At Juno the first wave of twenty-four hundred Canadians faced four hundred Germans whose artillery was still pulled by horses. Landing far away from their intended target, time wasn't all that was lost. Of the twenty-four hundred men, there were 335 dead. By the end of the day though, the North Nova Scotia Highlanders and the Sherbrooke Fusiliers were more than ten miles inward and approaching the Bayeux-Caen highway and the Carpiquet airport.

Gold was the westernmost beach to be assaulted by British troops. The first wave would be made up of the British 50th Division and would be reinforced by the 7th Armored Division. German resistance was light and the British would be six miles inland and only one mile away from Bayeux by dusk.

Utah Beach's first wave of 23,000 American soldiers was from the 4th Infantry Division. Although the Americans had landed a full mile off their target, 28 of their 32 tanks made it ashore at what would be the least fortified of all the beaches. It was here that the oldest soldier, General Theodore Roosevelt would come ashore. Of the 23,000 American soldiers, 197 were killed and 60 were listed as missing in action.

Of them all, Omaha turned out to be the toughest beach to take. For some reason the planners of the invasion had deemed Omaha to be the most suitable for landing.
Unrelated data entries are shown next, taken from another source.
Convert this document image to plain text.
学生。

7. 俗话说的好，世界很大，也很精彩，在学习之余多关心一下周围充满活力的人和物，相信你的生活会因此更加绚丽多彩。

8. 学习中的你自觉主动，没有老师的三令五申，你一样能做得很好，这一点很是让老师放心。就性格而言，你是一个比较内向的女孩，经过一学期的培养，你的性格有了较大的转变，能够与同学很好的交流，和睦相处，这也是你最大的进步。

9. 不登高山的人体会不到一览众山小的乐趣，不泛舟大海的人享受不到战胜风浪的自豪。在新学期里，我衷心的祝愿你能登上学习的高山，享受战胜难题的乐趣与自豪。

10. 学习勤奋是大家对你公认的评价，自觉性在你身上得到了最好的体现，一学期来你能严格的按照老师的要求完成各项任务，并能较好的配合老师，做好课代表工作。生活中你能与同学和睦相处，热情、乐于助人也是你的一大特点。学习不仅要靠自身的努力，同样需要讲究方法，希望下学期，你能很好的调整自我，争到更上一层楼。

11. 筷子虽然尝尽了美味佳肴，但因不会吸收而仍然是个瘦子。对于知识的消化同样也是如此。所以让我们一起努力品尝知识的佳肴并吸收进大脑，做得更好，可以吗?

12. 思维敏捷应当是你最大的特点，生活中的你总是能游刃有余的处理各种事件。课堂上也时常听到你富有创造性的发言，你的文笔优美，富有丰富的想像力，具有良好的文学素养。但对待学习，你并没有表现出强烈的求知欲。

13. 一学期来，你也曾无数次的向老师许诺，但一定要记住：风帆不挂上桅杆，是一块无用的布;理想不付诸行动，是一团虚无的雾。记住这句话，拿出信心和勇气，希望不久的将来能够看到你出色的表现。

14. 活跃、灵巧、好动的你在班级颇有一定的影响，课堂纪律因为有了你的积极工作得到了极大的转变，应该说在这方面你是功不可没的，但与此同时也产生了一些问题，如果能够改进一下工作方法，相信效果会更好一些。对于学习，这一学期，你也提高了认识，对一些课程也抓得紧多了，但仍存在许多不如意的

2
The beach was 300 feet deep and ended at the base of 100-foot cliffs. Germans heavily defended these cliffs in pillboxes with machine guns, mortars and rocket launchers. Only one of the four paths leading from the beach was paved and the Germans had flooded the Aure Valley so the paratroopers couldn't land.

The first wave would be made up of two American divisions and reinforced by 34,000 men throughout the morning. At noon, an additional 25,000 men would also land. Of all the beaches, Omaha would have the highest number of casualties.

Thinking the Normandy landings were just a diversion for a much heavier attack upon Calais, the Germans were slow to react. Once they realized Normandy was the true invasion they began to send their reserves up but it was too late. Held up by Allied aircraft and French resistance fighters, the Allied forces were able to link up and establish a firm foothold in France.

By the end of June 1944 the Allies had been able to move inland more than twenty miles and enter Cherbourg. By this time they had landed more than one million men, along with some 177,000 vehicles and 586,000 tons of supplies.